Iron ore miners are hoping the government acts fast on their demand to reduce export duty rates, as mentioned in Part One, since the mining ban in states like Goa is not expected to go away any time soon.
A commission of inquiry found last year that mining companies in Goa had exported about US $6.2 billion worth of illegally mined iron ore. Mining accounts for 25 percent of Goa’s economy and is the largest industry, even beating tourism for which the state is known globally.
In Australia, where iron ore is also huge export business, the gap between demand and supply in the global markets because of India faltering has come as welcome news.

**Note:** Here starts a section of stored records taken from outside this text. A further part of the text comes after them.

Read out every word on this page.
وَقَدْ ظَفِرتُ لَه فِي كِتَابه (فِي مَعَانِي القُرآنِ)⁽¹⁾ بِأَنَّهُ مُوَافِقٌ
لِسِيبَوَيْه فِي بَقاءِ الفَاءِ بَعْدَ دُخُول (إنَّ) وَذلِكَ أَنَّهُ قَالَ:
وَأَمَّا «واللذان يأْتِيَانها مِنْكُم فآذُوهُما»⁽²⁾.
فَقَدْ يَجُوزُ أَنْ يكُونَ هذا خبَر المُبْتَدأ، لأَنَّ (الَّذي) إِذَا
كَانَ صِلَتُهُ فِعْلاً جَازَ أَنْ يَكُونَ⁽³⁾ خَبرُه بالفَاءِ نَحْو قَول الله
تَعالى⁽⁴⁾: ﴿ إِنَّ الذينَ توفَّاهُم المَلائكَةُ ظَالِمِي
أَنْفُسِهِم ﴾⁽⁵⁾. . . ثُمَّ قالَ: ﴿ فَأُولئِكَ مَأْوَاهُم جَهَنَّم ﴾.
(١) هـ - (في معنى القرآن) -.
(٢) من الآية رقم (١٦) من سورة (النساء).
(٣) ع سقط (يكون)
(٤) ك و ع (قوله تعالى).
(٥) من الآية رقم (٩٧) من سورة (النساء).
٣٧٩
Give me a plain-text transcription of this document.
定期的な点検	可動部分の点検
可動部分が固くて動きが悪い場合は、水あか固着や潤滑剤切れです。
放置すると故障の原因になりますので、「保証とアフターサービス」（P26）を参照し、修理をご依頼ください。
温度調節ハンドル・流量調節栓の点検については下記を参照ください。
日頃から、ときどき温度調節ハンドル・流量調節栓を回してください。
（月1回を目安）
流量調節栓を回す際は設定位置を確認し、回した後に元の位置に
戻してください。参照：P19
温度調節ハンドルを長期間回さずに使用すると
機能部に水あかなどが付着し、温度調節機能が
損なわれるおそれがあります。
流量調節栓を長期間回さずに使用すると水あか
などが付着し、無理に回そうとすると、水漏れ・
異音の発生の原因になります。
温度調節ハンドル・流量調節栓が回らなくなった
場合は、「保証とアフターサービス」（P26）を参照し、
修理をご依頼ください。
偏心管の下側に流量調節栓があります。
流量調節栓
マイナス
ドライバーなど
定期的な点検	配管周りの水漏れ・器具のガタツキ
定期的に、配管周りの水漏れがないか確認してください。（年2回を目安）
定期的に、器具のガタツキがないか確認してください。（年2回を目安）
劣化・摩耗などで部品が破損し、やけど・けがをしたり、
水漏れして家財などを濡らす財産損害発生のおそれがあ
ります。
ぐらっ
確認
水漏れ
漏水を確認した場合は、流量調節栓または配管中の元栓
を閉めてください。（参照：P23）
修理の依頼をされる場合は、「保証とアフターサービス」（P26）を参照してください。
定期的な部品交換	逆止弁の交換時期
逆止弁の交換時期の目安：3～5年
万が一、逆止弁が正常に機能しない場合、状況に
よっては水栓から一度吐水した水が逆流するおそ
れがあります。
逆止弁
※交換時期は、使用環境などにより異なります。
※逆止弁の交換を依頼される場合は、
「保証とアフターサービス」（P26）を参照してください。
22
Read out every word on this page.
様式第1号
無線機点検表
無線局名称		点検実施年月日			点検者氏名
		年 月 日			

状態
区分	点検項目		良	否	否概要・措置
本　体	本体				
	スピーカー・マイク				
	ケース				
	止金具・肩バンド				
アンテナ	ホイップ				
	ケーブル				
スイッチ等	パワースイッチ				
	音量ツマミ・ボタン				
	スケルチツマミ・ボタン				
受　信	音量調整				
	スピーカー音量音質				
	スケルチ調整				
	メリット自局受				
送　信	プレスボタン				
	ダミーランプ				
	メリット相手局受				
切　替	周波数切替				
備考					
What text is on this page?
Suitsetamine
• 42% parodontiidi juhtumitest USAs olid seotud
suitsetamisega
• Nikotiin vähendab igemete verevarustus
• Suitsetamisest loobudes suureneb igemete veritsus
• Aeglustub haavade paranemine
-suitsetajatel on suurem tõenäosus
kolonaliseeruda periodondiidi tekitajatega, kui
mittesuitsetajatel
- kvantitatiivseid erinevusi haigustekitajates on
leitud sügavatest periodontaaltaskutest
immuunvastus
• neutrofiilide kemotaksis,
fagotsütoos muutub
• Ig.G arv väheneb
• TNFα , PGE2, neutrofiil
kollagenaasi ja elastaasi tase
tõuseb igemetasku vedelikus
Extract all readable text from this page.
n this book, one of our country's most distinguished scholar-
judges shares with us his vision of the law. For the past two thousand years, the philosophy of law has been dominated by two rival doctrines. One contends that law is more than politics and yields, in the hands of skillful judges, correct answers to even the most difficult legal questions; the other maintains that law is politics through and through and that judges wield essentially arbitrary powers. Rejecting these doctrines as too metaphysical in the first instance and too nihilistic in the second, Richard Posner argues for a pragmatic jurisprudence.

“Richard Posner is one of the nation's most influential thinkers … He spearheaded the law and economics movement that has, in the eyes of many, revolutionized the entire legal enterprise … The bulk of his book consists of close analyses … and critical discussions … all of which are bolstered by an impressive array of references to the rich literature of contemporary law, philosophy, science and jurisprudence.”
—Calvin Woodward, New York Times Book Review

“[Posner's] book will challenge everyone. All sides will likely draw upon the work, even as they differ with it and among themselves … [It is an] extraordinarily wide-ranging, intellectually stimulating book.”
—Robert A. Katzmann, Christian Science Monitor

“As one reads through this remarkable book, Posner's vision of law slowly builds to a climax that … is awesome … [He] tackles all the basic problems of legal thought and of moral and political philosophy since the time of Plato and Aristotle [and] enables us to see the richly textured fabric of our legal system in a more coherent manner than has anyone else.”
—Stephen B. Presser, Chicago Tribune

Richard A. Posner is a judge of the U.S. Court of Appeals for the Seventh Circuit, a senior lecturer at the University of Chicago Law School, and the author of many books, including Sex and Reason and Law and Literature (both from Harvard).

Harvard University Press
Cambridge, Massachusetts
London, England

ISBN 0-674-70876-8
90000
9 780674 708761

A report in The Sydney Morning Herald said Australian miners were all set to cash in on the rebounding prices of ore, and the latest figures showing that a record amount of the commodity had been shipped in December 2012.
The report quoted the authority in charge of Port Hedland in Western Australia as saying that 26 million tons of iron ore had been shipped during December, which was the highest monthly trade in history.
Port Hedland is the nation’s most well-known multi-user port for iron ore, and its previous monthly export record of 22.8 million tons was set in August 2012.
China imported 20.2 million tons via the port in December last year as compared with 16.17 million tons the previous month, the report said.
Spot iron ore prices in Australian markets have been climbing northwards over the last two months, recovering from a sharp fall in July and August, even touching a 15-month high of $149.80 a ton some days ago, thanks to demand from China.
The combination of higher prices and export volumes had also bolstered the share prices of Australian mining companies of late, which had come under strain last year.